Suppose we imagine another such technique, one that I'll use because - as far as I know - it's not common to the table. Suppose that every time we needed to ask the DM a question, or if you wanted the DM's attention, we were expected to start with the phrase, "DM, may I?"
This isn't so far from reasonable. I've worked in a lot of restaurants and it was standard policy for a server to get the cook's attention with "Kitchen, may I?" or the server's attention with "Front House, may I?" The phrase respects that people are busy and that interrupting them without warning creates stress and bad tempers. Of course, with the help of TV, this has been lately transformed into "Chef, may I?" Many kitchens now demand that the head chef is referred to in this way by everyone, regardless of their role, who works in the restaurant. This has led to swelled heads, obviously, as chefs have somehow gotten themselves promoted to the status of doctors, judges and political leaders - without the need for things like ten years of schooling, political appointment or running for office. (I was told once in a kitchen that there are only two correct responses to a chef: "Yes Chef!" and "Done Chef!")
So, tell me . . . does "Yes, DM!" rankle when it's proposed for the gaming table? Personally, my skin crawls. I'm simply not better than my players, I'm not entitled to special acclamation and I know damn well I wouldn't be solid with giving that sort of honor to another DM. I act in the role of DM because of what I get from the process, not what I get from the players. I enjoy thinking fast on my feet, I enjoy the show and tell, I enjoy the strain of withholding information until just the perfect moment and I enjoy the emotional response from players who are surprised, elated, downtrodden, desperate, ready, panicked and so on. I don't need my ass kissed.
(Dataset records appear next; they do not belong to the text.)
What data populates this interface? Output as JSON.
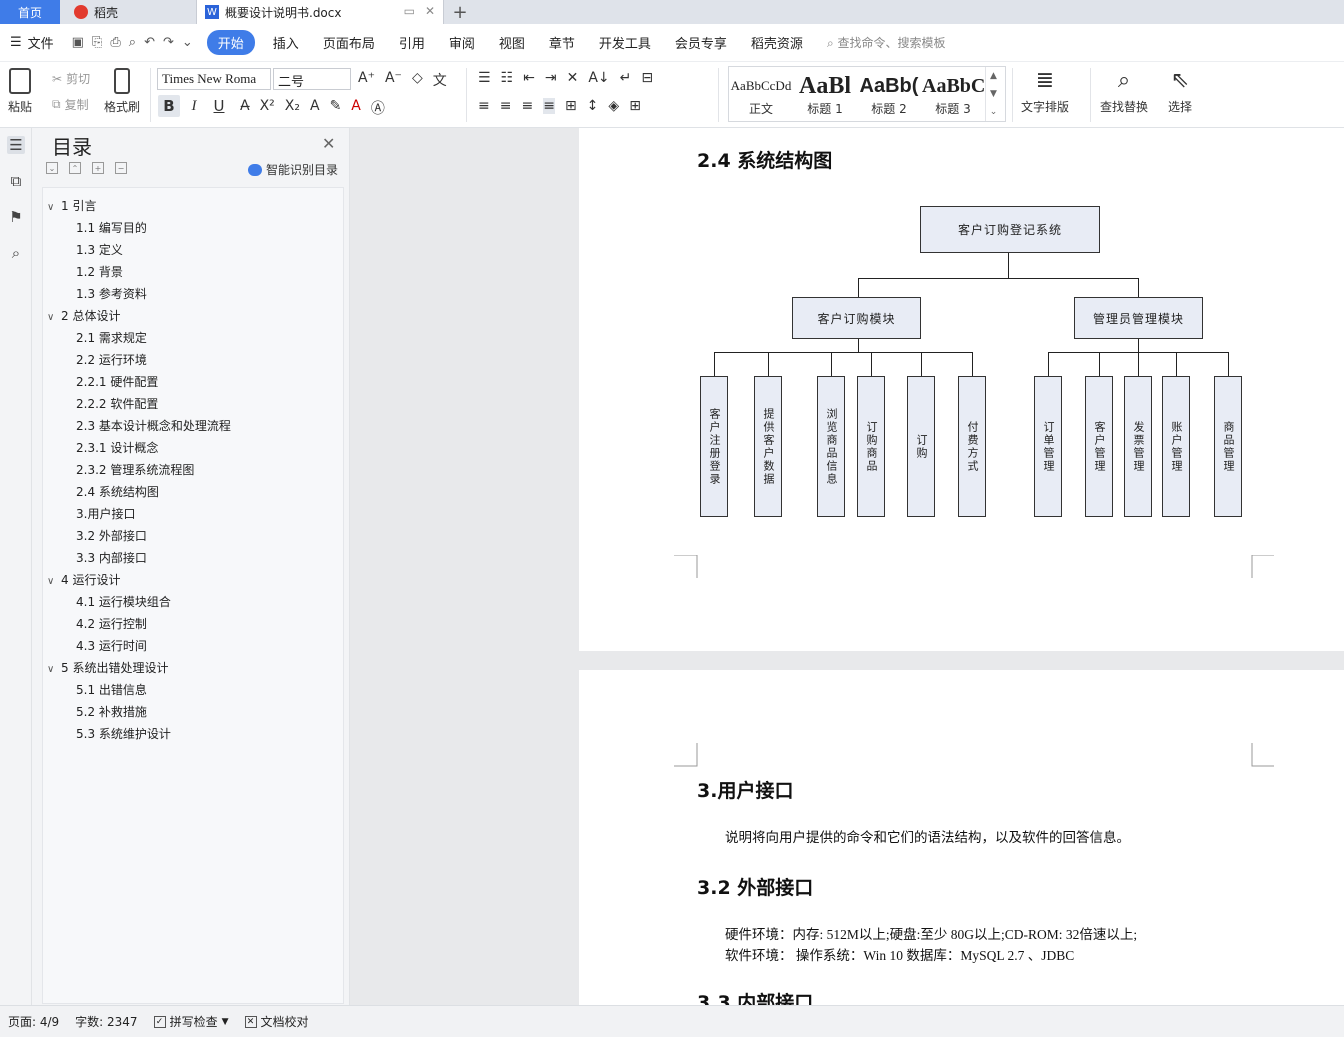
{
  "tabs": {
    "home": "首页",
    "daoke": "稻壳",
    "doc": "概要设计说明书.docx"
  },
  "menu": {
    "file": "文件",
    "items": [
      "开始",
      "插入",
      "页面布局",
      "引用",
      "审阅",
      "视图",
      "章节",
      "开发工具",
      "会员专享",
      "稻壳资源"
    ],
    "active": "开始",
    "search_placeholder": "查找命令、搜索模板"
  },
  "ribbon": {
    "paste": "粘贴",
    "cut": "剪切",
    "copy": "复制",
    "format_painter": "格式刷",
    "font_name": "Times New Roma",
    "font_size": "二号",
    "styles": [
      {
        "preview": "AaBbCcDd",
        "name": "正文"
      },
      {
        "preview": "AaBl",
        "name": "标题 1"
      },
      {
        "preview": "AaBb(",
        "name": "标题 2"
      },
      {
        "preview": "AaBbC",
        "name": "标题 3"
      }
    ],
    "text_layout": "文字排版",
    "find_replace": "查找替换",
    "select": "选择"
  },
  "toc": {
    "title": "目录",
    "smart": "智能识别目录",
    "items": [
      {
        "label": "1 引言",
        "level": 1
      },
      {
        "label": "1.1 编写目的",
        "level": 2
      },
      {
        "label": "1.3 定义",
        "level": 2
      },
      {
        "label": "1.2 背景",
        "level": 2
      },
      {
        "label": "1.3 参考资料",
        "level": 2
      },
      {
        "label": "2 总体设计",
        "level": 1
      },
      {
        "label": "2.1 需求规定",
        "level": 2
      },
      {
        "label": "2.2 运行环境",
        "level": 2
      },
      {
        "label": "2.2.1 硬件配置",
        "level": 2
      },
      {
        "label": "2.2.2  软件配置",
        "level": 2
      },
      {
        "label": "2.3 基本设计概念和处理流程",
        "level": 2
      },
      {
        "label": "2.3.1 设计概念",
        "level": 2
      },
      {
        "label": "2.3.2 管理系统流程图",
        "level": 2
      },
      {
        "label": "2.4 系统结构图",
        "level": 2
      },
      {
        "label": "3.用户接口",
        "level": 2
      },
      {
        "label": "3.2 外部接口",
        "level": 2
      },
      {
        "label": "3.3 内部接口",
        "level": 2
      },
      {
        "label": "4 运行设计",
        "level": 1
      },
      {
        "label": "4.1 运行模块组合",
        "level": 2
      },
      {
        "label": "4.2 运行控制",
        "level": 2
      },
      {
        "label": "4.3 运行时间",
        "level": 2
      },
      {
        "label": "5 系统出错处理设计",
        "level": 1
      },
      {
        "label": "5.1 出错信息",
        "level": 2
      },
      {
        "label": "5.2 补救措施",
        "level": 2
      },
      {
        "label": "5.3 系统维护设计",
        "level": 2
      }
    ]
  },
  "doc": {
    "heading_24": "2.4 系统结构图",
    "diagram": {
      "root": "客户订购登记系统",
      "left": "客户订购模块",
      "right": "管理员管理模块",
      "left_children": [
        "客户注册登录",
        "提供客户数据",
        "浏览商品信息",
        "订购商品",
        "订购",
        "付费方式"
      ],
      "right_children": [
        "订单管理",
        "客户管理",
        "发票管理",
        "账户管理",
        "商品管理"
      ]
    },
    "heading_3": "3.用户接口",
    "para_3": "说明将向用户提供的命令和它们的语法结构，以及软件的回答信息。",
    "heading_32": "3.2 外部接口",
    "hw": "硬件环境：内存: 512M以上;硬盘:至少 80G以上;CD-ROM: 32倍速以上;",
    "sw": "软件环境：  操作系统：Win 10 数据库：MySQL 2.7 、JDBC",
    "heading_33": "3.3 内部接口"
  },
  "status": {
    "page": "页面: 4/9",
    "words": "字数: 2347",
    "spell": "拼写检查",
    "proof": "文档校对"
  },
  "colors": {
    "accent": "#3f7ce8",
    "box_fill": "#e8ecf5"
  }
}
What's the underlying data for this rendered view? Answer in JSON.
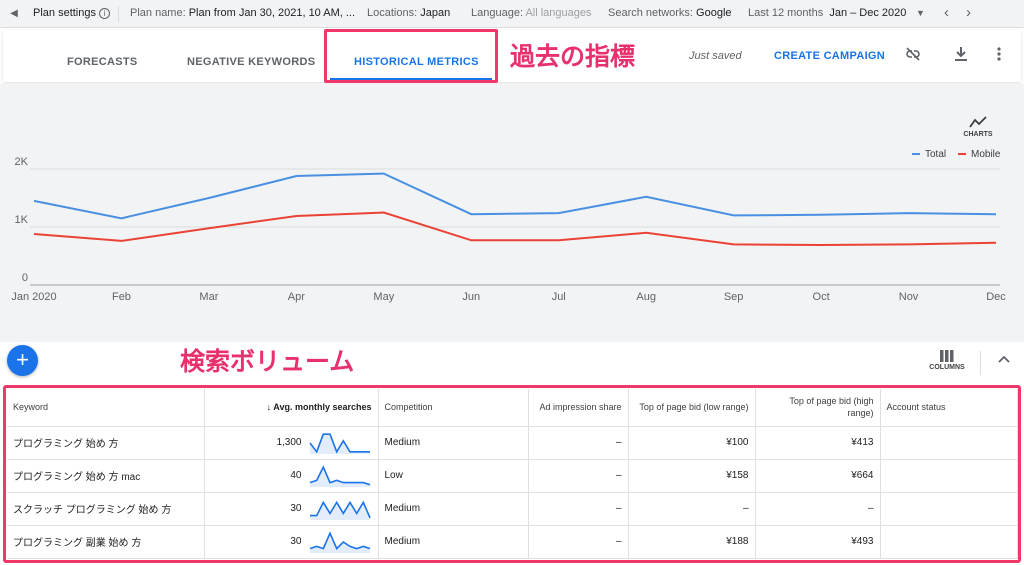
{
  "topbar": {
    "plan_settings": "Plan settings",
    "plan_name_label": "Plan name:",
    "plan_name_value": "Plan from Jan 30, 2021, 10 AM, ...",
    "locations_label": "Locations:",
    "locations_value": "Japan",
    "language_label": "Language:",
    "language_value": "All languages",
    "networks_label": "Search networks:",
    "networks_value": "Google",
    "period_label": "Last 12 months",
    "period_value": "Jan – Dec 2020"
  },
  "tabs": {
    "forecasts": "FORECASTS",
    "negative_keywords": "NEGATIVE KEYWORDS",
    "historical_metrics": "HISTORICAL METRICS"
  },
  "annotations": {
    "tab_note": "過去の指標",
    "volume_note": "検索ボリューム"
  },
  "actions": {
    "saved": "Just saved",
    "create_campaign": "CREATE CAMPAIGN",
    "charts_label": "CHARTS",
    "columns_label": "COLUMNS"
  },
  "icons": {
    "back": "caret-left-icon",
    "unlink": "link-off-icon",
    "download": "download-icon",
    "more": "more-vert-icon",
    "chart": "trend-line-icon",
    "add": "plus-icon",
    "columns": "columns-icon",
    "collapse": "chevron-up-icon"
  },
  "colors": {
    "total": "#4a90e2",
    "mobile": "#ea4335",
    "accent": "#1a73e8",
    "highlight": "#f0386b"
  },
  "chart_data": {
    "type": "line",
    "categories": [
      "Jan 2020",
      "Feb",
      "Mar",
      "Apr",
      "May",
      "Jun",
      "Jul",
      "Aug",
      "Sep",
      "Oct",
      "Nov",
      "Dec"
    ],
    "series": [
      {
        "name": "Total",
        "values": [
          1450,
          1150,
          1500,
          1880,
          1920,
          1220,
          1240,
          1520,
          1200,
          1210,
          1240,
          1220
        ]
      },
      {
        "name": "Mobile",
        "values": [
          880,
          760,
          980,
          1190,
          1250,
          770,
          770,
          900,
          700,
          690,
          700,
          730
        ]
      }
    ],
    "yticks": [
      "0",
      "1K",
      "2K"
    ],
    "ylim": [
      0,
      2000
    ],
    "grid": true,
    "legend": "top-right"
  },
  "table": {
    "headers": {
      "keyword": "Keyword",
      "avg_searches": "Avg. monthly searches",
      "competition": "Competition",
      "impression_share": "Ad impression share",
      "bid_low": "Top of page bid (low range)",
      "bid_high": "Top of page bid (high range)",
      "account_status": "Account status"
    },
    "sort_icon": "arrow-down-icon",
    "rows": [
      {
        "keyword": "プログラミング 始め 方",
        "searches": "1,300",
        "trend": [
          0.5,
          0.1,
          0.9,
          0.9,
          0.1,
          0.6,
          0.1,
          0.1,
          0.1,
          0.1
        ],
        "competition": "Medium",
        "impression_share": "–",
        "bid_low": "¥100",
        "bid_high": "¥413",
        "status": ""
      },
      {
        "keyword": "プログラミング 始め 方 mac",
        "searches": "40",
        "trend": [
          0.2,
          0.3,
          0.9,
          0.2,
          0.3,
          0.2,
          0.2,
          0.2,
          0.2,
          0.1
        ],
        "competition": "Low",
        "impression_share": "–",
        "bid_low": "¥158",
        "bid_high": "¥664",
        "status": ""
      },
      {
        "keyword": "スクラッチ プログラミング 始め 方",
        "searches": "30",
        "trend": [
          0.2,
          0.2,
          0.8,
          0.3,
          0.8,
          0.3,
          0.8,
          0.3,
          0.8,
          0.1
        ],
        "competition": "Medium",
        "impression_share": "–",
        "bid_low": "–",
        "bid_high": "–",
        "status": ""
      },
      {
        "keyword": "プログラミング 副業 始め 方",
        "searches": "30",
        "trend": [
          0.2,
          0.3,
          0.2,
          0.9,
          0.2,
          0.5,
          0.3,
          0.2,
          0.3,
          0.2
        ],
        "competition": "Medium",
        "impression_share": "–",
        "bid_low": "¥188",
        "bid_high": "¥493",
        "status": ""
      }
    ]
  }
}
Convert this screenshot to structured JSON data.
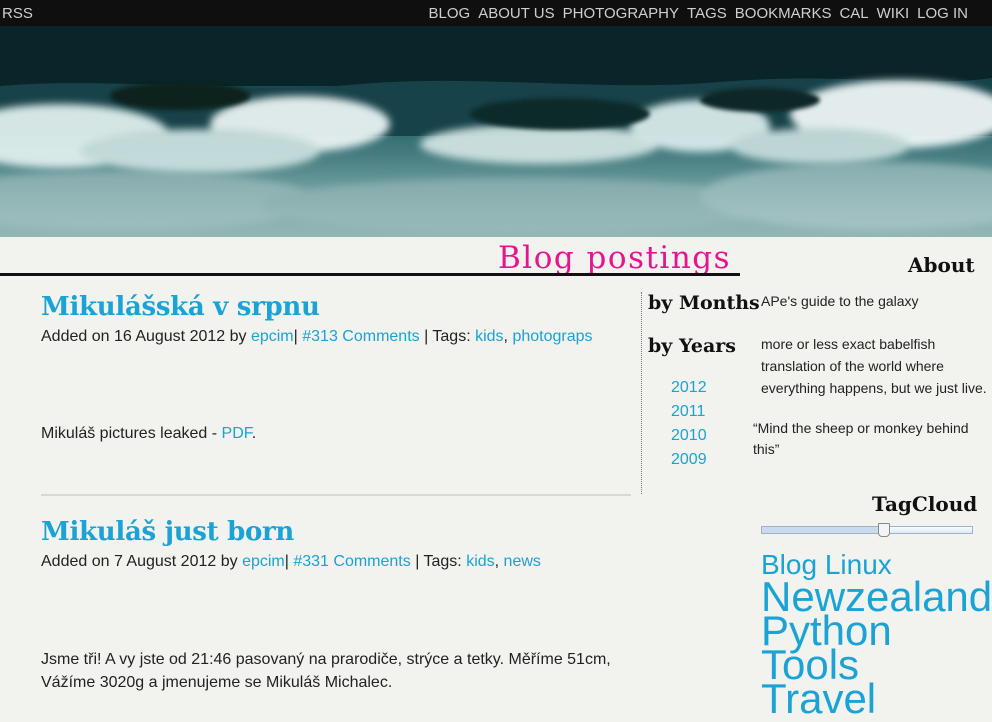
{
  "topbar": {
    "rss": "RSS",
    "nav": [
      "BLOG",
      "ABOUT US",
      "PHOTOGRAPHY",
      "TAGS",
      "BOOKMARKS",
      "CAL",
      "WIKI",
      "LOG IN"
    ]
  },
  "page": {
    "title": "Blog postings"
  },
  "posts": [
    {
      "title": "Mikulášská v srpnu",
      "added_prefix": "Added on 16 August 2012 by ",
      "author": "epcim",
      "comments": "#313 Comments",
      "tags_prefix": " | Tags: ",
      "tags": [
        "kids",
        "photograps"
      ],
      "body_text": "Mikuláš pictures leaked - ",
      "body_link": "PDF",
      "body_end": "."
    },
    {
      "title": "Mikuláš just born",
      "added_prefix": "Added on 7 August 2012 by ",
      "author": "epcim",
      "comments": "#331 Comments",
      "tags_prefix": " | Tags: ",
      "tags": [
        "kids",
        "news"
      ],
      "body_line1": "Jsme tři! A vy jste od 21:46 pasovaný na prarodiče, strýce a tetky. Měříme 51cm,",
      "body_line2": "Vážíme 3020g a jmenujeme se Mikuláš Michalec."
    }
  ],
  "archive": {
    "by_months": "by Months",
    "by_years": "by Years",
    "years": [
      "2012",
      "2011",
      "2010",
      "2009"
    ]
  },
  "sidebar": {
    "about_heading": "About",
    "about_line1": "APe's guide to the galaxy",
    "about_line2": "more or less exact babelfish translation of the world where everything happens, but we just live.",
    "quote": "“Mind the sheep or monkey behind this”",
    "tagcloud_heading": "TagCloud",
    "tags": [
      "Blog",
      "Linux",
      "Newzealand",
      "Python",
      "Tools",
      "Travel"
    ]
  },
  "colors": {
    "link": "#1aa3d4",
    "title_pink": "#e5158f",
    "topbar": "#0f0f0f"
  }
}
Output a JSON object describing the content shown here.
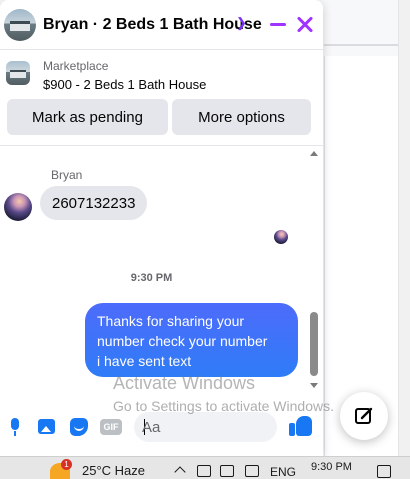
{
  "header": {
    "title": "Bryan · 2 Beds 1 Bath House",
    "chevron_icon": "chevron-down-icon",
    "minimize_icon": "minimize-icon",
    "close_icon": "close-icon",
    "accent_color": "#a033ff"
  },
  "marketplace": {
    "label": "Marketplace",
    "listing": "$900 - 2 Beds 1 Bath House",
    "buttons": {
      "mark_pending": "Mark as pending",
      "more_options": "More options"
    }
  },
  "conversation": {
    "sender_name": "Bryan",
    "incoming": [
      {
        "text": "2607132233"
      }
    ],
    "time_separator": "9:30 PM",
    "outgoing": [
      {
        "lines": [
          "Thanks for sharing your",
          "number check your number",
          "i have sent text"
        ]
      }
    ],
    "outgoing_color": "#2f6cf7"
  },
  "watermark": {
    "title": "Activate Windows",
    "subtitle": "Go to Settings to activate Windows."
  },
  "composer": {
    "placeholder": "Aa",
    "value": "",
    "icons": [
      "microphone-icon",
      "photo-icon",
      "sticker-icon",
      "gif-icon",
      "emoji-icon",
      "thumbs-up-icon"
    ],
    "gif_label": "GIF",
    "accent_color": "#1877f2"
  },
  "fab": {
    "icon": "compose-icon"
  },
  "taskbar": {
    "weather_badge": "1",
    "weather": "25°C  Haze",
    "language": "ENG",
    "time": "9:30 PM"
  }
}
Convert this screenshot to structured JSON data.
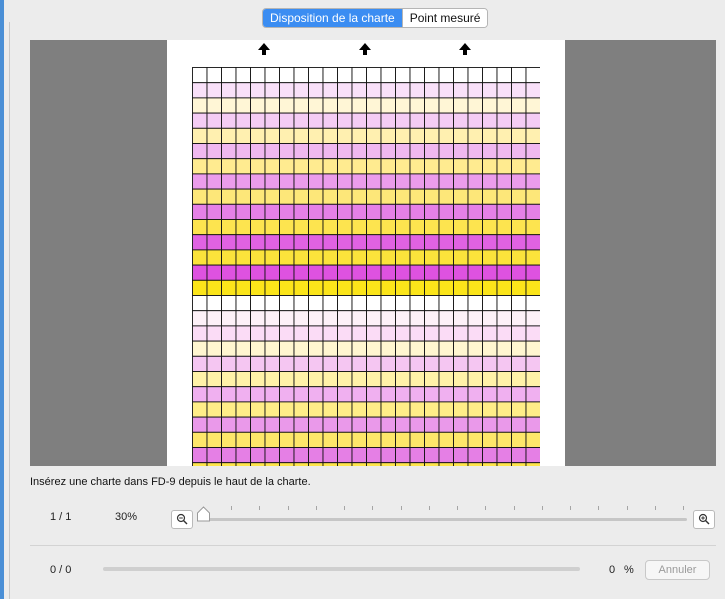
{
  "tabs": {
    "layout_label": "Disposition de la charte",
    "measured_label": "Point mesuré",
    "active": "layout"
  },
  "chart_preview": {
    "columns": 24,
    "visible_rows": 27,
    "patch_colors": [
      "#ffffff",
      "#f9e0f9",
      "#fff6d6",
      "#f4ccf4",
      "#fff0b0",
      "#f0b8f0",
      "#ffeb90",
      "#eb9ceb",
      "#fde779",
      "#e580e6",
      "#fde44f",
      "#e062e2",
      "#fbe33b",
      "#de52e0",
      "#fbe51a",
      "#ffffff",
      "#fdf1f8",
      "#fbdcf6",
      "#fff6d0",
      "#f5c6f2",
      "#fff2a8",
      "#f0b0f0",
      "#ffed88",
      "#ea99ea",
      "#fde66a",
      "#e57fe5",
      "#fde44c"
    ],
    "colors": {
      "background": "#7f7f7f",
      "paper": "#ffffff",
      "grid_line": "#111111",
      "arrow": "#000000"
    }
  },
  "status_message": "Insérez une charte dans FD-9 depuis le haut de la charte.",
  "zoom": {
    "page_indicator": "1 / 1",
    "level_label": "30%",
    "level_fraction": 0.0,
    "zoom_out_icon": "zoom-out-icon",
    "zoom_in_icon": "zoom-in-icon"
  },
  "progress": {
    "count": "0 / 0",
    "value": "0",
    "unit": "%",
    "fraction": 0.0,
    "cancel_label": "Annuler"
  },
  "colors": {
    "accent": "#3b8df2",
    "left_accent": "#4a8fd6"
  }
}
I argue, however, that the screen represents exactly this. The DM can make whatever arguments they wish for the screen being there, but the reality is that these are suspiciously convenient reasons for the DM being able to furtively, deceptively, haughtily, unapproachably and coolly putting on airs.
There is an old joke I've always appreciated . . . that an American, seeing another fellow glide by in an outrageously expensive car, dreams of the day when he, too, will be able to drive a car like that; while a Frenchman, seeing the same fellow in the same car, dreams of the day when he'll drag the bastard out of his car and make him walk like everybody else.
We Russians have always appreciated the French.